Nonscientists can see these changes, especially if they remember a different scenario from earlier in their lives. Monarch butterflies were abundant in our backyards 40 years ago. Now, many children never see a wild monarch unless they go to enclosed butterfly gardens.
But remembering what was can lead to sorrow and distress over what is lost. In 2007, philosopher Glenn Albrecht combined the words “solace” and “nostalgia” to create “solastalgia.” Defined as “environmentally induced distress,” Albrecht sees it as occurring “when your endemic sense of place is being violated.” The BBC reports, “Meanwhile, Justin Lawson from Melbourne’s Deakin University explains solastalgia in less academic terms, saying The Eagles’ song No More Walks in the Wood can help people understand it, which laments the disappearance of a forest associated with powerful memories. ‘It really is about redefining our emotional responses to a landscape that has changed within a lifetime.’”

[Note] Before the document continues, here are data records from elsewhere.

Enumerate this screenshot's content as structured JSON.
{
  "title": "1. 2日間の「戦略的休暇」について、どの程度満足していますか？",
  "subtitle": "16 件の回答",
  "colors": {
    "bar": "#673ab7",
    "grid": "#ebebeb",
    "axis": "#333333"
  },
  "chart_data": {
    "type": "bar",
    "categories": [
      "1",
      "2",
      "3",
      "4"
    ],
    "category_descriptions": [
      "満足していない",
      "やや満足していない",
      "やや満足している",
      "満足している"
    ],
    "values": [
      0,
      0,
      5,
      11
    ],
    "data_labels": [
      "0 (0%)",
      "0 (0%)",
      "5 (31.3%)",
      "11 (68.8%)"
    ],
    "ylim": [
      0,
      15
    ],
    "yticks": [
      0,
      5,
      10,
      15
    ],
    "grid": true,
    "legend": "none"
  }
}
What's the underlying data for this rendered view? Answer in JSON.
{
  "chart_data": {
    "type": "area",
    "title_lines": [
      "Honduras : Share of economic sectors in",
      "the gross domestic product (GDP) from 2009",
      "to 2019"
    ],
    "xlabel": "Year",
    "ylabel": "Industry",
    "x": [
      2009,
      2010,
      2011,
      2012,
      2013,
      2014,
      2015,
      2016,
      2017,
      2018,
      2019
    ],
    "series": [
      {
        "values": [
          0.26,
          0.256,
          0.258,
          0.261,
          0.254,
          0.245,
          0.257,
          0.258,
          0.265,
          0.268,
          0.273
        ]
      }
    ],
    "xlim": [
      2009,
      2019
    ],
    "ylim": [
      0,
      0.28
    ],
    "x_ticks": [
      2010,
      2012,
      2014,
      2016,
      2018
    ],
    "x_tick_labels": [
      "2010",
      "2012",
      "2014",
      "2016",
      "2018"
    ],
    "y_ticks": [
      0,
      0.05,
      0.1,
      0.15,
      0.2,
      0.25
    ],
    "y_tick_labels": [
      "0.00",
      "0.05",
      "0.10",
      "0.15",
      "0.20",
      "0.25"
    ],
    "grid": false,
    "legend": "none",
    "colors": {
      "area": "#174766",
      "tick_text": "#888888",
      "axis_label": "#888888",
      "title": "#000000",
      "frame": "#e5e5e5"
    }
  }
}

Generating collective meaning from our experiences and conversations is a collaborative process. Understanding why these experiences occur comes from combining the personal with the scientific. When we know what was, we are more likely to care about what is changing and what is lost. Validating our concerns by sharing with others is a precursor to united efforts to address the climate catastrophe.
Four in 10 Americans say that they have personally experienced the effects of global warming and believe that people in the U.S. are being harmed by them right now. A higher number believe they or their families will be harmed. But six in 10 people say they rarely or never talk about it with family and friends.
Not talking about our personal climate change experiences—as superstorms flood the U.S. Midwest and Australia’s bushfires blaze for months—sends a message of unconcern to our friends and to policymakers. Perhaps people who aren’t talking about the unfolding climate catastrophe are living in the “ennuipocalypse” (doomsday happening at such an excruciatingly slow pace that we ignore it). The shifting baselines of our lives detach people from significant changes to natural systems. People born after 1985 will never experience a colder-than-average month. Their normal is for each month to be warmer than average, so they see no reason to talk about it.
Despite the media and technological distractions we embrace and the socioeconomic struggles to survive day by day, everyone on earth is living in the Anthropocene. Words describing our experiences exist; we just need to use them. It’s time to talk about the blissonance and chuco 헐 sol of our lives before everything changes irrevocably and all we talk about is our solastalgia.